Reflexão do Anselmo Borges no Diário de Notícias
«"Será com os descartados desta
humanidade vulnerável que, no fim dos tempos, Deus plasmará a sua última obra
de arte." "Vinde, benditos de meu Pai! Recebei em herança o Reino que
vos está preparado desde a criação do mundo. Porque tive fome e destes-me de
comer, tive sede e destes-me de beber, estava nu e vestistes-me, estive na
prisão e fostes ter comigo. Em verdade vos digo: Sempre que fizestes isto a um
destes meus irmãos mais pequeninos foi a mim que o fizestes."»

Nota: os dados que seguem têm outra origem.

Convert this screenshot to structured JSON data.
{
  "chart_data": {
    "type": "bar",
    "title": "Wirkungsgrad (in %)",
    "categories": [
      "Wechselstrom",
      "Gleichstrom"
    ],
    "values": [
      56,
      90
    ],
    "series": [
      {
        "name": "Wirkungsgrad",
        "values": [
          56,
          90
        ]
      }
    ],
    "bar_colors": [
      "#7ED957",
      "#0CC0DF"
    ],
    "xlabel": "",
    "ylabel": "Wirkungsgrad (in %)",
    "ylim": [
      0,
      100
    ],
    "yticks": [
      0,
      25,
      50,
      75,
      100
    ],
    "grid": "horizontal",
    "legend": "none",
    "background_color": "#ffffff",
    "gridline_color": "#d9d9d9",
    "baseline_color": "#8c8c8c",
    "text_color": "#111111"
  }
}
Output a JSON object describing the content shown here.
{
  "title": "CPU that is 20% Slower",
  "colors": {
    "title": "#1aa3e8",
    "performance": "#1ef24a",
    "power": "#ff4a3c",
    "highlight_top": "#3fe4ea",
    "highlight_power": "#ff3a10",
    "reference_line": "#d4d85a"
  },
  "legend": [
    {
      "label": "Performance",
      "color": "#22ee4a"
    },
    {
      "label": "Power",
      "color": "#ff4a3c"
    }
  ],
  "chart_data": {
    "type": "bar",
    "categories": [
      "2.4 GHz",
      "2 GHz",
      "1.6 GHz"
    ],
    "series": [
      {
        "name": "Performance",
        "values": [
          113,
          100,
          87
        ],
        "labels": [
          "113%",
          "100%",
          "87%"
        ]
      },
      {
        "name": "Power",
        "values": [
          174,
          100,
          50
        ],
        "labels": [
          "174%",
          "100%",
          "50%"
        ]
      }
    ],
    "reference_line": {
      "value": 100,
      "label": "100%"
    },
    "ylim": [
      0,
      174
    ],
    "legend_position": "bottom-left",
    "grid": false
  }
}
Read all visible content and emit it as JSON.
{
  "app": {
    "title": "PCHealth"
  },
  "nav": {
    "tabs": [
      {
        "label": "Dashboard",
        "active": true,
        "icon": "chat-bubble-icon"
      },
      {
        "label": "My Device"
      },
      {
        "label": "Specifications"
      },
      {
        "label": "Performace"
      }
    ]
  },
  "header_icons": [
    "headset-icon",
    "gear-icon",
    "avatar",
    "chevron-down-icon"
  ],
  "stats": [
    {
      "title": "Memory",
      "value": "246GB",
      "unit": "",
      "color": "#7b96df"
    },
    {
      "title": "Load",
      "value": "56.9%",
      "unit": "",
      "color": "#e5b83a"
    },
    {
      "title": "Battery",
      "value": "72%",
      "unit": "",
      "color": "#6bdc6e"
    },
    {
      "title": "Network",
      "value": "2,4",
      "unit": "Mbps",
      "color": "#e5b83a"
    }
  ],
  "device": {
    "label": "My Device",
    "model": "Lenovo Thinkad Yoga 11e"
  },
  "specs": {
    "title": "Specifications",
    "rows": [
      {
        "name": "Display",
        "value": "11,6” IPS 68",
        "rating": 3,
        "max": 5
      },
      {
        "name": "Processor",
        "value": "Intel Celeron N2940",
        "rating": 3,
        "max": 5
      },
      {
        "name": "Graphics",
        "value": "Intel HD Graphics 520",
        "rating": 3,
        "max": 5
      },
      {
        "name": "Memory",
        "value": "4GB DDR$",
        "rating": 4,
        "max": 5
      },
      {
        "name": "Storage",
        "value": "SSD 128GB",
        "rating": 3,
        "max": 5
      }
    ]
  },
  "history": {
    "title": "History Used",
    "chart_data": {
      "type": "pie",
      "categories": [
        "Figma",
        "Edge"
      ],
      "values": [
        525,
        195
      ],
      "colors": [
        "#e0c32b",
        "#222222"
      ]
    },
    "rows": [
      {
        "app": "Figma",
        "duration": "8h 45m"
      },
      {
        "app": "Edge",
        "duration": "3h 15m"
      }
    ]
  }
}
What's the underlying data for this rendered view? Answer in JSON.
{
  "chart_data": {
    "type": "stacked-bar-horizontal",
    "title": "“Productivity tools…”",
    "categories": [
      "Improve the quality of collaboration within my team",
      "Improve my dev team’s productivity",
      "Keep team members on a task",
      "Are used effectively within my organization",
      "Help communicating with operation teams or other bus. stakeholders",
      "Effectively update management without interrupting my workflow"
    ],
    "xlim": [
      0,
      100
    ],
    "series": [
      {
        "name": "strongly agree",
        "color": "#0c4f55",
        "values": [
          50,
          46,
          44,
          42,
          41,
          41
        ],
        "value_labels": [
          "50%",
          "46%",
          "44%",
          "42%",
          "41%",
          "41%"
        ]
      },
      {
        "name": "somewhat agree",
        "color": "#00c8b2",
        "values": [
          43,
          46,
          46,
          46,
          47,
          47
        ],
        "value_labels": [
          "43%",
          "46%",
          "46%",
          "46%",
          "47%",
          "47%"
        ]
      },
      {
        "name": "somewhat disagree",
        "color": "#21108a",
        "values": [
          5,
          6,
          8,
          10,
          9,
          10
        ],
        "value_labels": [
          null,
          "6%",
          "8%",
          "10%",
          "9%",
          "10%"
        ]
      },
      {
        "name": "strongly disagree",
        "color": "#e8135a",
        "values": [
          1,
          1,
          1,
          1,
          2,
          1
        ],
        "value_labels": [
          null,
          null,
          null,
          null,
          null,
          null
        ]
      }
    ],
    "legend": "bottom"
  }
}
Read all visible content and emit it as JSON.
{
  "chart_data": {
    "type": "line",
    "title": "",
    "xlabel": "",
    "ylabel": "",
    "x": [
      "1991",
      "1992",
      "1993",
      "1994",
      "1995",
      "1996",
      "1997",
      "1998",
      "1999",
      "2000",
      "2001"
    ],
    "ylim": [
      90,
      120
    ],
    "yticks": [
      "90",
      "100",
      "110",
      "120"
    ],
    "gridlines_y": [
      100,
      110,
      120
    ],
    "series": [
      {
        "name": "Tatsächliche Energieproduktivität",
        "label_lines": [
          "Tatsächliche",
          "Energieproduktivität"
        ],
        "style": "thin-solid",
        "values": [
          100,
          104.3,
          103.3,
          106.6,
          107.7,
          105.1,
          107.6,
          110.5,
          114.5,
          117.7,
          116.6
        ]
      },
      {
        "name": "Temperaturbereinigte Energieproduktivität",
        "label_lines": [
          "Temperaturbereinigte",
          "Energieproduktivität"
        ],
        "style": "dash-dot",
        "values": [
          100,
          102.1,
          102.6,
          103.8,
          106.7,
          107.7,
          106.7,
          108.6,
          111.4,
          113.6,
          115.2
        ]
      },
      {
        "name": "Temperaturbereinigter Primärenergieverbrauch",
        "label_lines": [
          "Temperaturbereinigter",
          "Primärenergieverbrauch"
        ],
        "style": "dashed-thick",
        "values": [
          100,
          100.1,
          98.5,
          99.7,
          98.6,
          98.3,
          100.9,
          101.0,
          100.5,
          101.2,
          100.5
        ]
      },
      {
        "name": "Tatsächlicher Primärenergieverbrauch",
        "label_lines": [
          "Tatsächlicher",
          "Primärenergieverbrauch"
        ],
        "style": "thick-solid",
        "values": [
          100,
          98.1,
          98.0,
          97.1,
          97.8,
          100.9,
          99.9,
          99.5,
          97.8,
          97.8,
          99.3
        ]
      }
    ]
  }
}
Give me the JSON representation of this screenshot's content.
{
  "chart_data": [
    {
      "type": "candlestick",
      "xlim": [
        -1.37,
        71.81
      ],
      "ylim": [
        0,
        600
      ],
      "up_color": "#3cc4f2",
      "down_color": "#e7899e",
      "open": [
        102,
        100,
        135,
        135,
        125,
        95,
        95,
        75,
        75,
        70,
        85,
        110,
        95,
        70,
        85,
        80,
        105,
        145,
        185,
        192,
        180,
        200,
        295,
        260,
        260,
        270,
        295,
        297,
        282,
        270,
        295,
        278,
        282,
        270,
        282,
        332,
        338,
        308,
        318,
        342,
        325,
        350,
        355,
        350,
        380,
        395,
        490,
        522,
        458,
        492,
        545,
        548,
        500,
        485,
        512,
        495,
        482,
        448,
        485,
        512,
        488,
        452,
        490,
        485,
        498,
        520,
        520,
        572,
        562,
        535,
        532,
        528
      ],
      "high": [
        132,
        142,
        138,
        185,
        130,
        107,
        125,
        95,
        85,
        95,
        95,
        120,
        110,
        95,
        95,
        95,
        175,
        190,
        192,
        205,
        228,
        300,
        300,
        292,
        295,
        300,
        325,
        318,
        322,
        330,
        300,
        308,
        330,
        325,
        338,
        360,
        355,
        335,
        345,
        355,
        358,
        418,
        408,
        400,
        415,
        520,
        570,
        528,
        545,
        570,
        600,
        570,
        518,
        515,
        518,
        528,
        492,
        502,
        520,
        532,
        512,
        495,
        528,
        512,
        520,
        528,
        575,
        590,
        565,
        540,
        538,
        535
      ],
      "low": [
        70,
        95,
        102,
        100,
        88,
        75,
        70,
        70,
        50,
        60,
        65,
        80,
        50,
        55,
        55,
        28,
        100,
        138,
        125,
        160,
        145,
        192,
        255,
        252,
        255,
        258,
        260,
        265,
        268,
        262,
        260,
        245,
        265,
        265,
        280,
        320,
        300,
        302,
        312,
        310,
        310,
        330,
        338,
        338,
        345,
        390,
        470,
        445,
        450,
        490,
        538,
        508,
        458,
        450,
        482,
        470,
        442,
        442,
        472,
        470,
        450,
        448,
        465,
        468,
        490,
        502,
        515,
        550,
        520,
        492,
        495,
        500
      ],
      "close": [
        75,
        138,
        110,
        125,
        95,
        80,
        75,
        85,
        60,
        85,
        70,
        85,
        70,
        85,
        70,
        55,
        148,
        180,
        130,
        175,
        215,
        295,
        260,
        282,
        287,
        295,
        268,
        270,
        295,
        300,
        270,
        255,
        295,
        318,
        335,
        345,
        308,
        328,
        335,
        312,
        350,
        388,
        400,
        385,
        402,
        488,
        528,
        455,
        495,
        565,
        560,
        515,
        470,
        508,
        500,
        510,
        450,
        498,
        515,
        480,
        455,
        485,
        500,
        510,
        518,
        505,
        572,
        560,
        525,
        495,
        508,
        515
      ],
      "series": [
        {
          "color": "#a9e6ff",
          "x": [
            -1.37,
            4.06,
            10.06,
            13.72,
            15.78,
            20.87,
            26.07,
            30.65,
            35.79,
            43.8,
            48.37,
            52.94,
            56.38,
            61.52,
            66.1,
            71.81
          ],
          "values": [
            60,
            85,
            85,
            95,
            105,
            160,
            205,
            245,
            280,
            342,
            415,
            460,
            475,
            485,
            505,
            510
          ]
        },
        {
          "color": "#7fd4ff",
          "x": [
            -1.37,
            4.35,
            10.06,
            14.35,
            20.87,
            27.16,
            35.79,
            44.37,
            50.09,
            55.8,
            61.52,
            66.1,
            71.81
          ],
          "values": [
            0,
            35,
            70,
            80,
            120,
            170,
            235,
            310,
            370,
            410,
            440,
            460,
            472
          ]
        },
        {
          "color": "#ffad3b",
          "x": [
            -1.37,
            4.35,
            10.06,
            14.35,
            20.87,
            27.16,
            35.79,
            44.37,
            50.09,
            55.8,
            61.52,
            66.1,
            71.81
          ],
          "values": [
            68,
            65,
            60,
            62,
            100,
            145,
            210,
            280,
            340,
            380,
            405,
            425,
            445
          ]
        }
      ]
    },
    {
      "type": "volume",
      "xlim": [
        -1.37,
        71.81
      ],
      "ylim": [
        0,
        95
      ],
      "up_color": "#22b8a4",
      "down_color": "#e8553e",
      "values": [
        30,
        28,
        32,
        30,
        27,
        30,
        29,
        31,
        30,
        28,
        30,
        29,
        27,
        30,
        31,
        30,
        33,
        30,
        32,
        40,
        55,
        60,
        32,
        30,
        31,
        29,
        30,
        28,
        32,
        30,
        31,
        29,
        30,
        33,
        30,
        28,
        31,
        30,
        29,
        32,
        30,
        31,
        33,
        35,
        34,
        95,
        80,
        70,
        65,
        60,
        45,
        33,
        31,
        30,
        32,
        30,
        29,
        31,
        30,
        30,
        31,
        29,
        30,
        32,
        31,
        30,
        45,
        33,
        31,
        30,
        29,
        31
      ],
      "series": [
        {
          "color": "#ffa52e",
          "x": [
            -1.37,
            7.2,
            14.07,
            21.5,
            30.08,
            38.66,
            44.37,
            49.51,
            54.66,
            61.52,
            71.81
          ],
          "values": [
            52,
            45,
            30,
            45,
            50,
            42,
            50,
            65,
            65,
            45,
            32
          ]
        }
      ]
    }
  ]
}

O que é que verdadeiramente queremos? A
realização plena de todas as dimensões do ser humano, a plenitude, a
felicidade. O Papa Francisco sabe disso e escreveu a exortação Alegrai-vos e
Exultai, para indicar o caminho dessa realização, na convicção de que Deus,
"aquele que pede tudo, também dá tudo, e não quer entrar em nós para
mutilar ou enfraquecer, mas para levar à perfeição". Sempre sob o desígnio
da alegria. Francisco lembra o livro da Bíblia, Ben Sirá: "Meu filho, se
tens com quê, trata-te bem. Não te prives da felicidade presente" e também
São Francisco de Assis, "capaz de se comover de gratidão perante um pedaço
de pão duro ou de louvar, feliz, a Deus, só pela brisa que acariciava o seu
rosto". Não se trata, portanto, da "alegria consumista e
individualista. Com efeito, o consumismo só atravanca o coração; pode
proporcionar prazeres ocasionais e passageiros, mas não alegria". A
verdadeira alegria é aquela que "se vive em comunhão, que se partilha e
comunica", porque, segundo uma palavra de Jesus, "a felicidade está
mais em dar do que em receber". Não será por acaso que na cultura de hoje
se manifestam alguns riscos e limites, a evitar: "a ansiedade nervosa e
violenta que nos dispersa e enfraquece, o negativismo e a tristeza, a acédia
cómoda, consumista e egoísta, o individualismo e tantas formas de falsa
espiritualidade sem encontro com Deus que reinam no mercado religioso
actual". "O consumismo hedonista pode enganar-nos, porque, na
obsessão de nos divertirmos, acabamos por estar excessivamente concentrados em
nós mesmos, nos nossos direitos e na exacerbação de ter tempo livre para gozar
a vida..., acabando por nos transformar em pobres insatisfeitos que tudo querem
provar. O próprio consumo de informação superficial e as formas de comunicação
rápida e virtual podem ser um factor de estonteamento que ocupa todo o nosso
tempo e nos afasta da carne sofredora dos irmãos. No meio deste turbilhão
actual, volta a ressoar o Evangelho para nos oferecer uma vida diferente, mais
saudável e mais feliz", adoptando cada um o seu caminho e discernindo segundo
os tempos e as circunstâncias, sem, por outro lado, ficar sujeito a um zapping
constante. Deus é eterna novidade e não se pode cair na sedução da habituação,
do "sempre foi assim": a Igreja não é "uma peça de museu nem uma
propriedade de poucos".
"O que é que tem real valor na vida?
Quais são as riquezas que não desaparecem? Seguramente duas: Deus e o próximo.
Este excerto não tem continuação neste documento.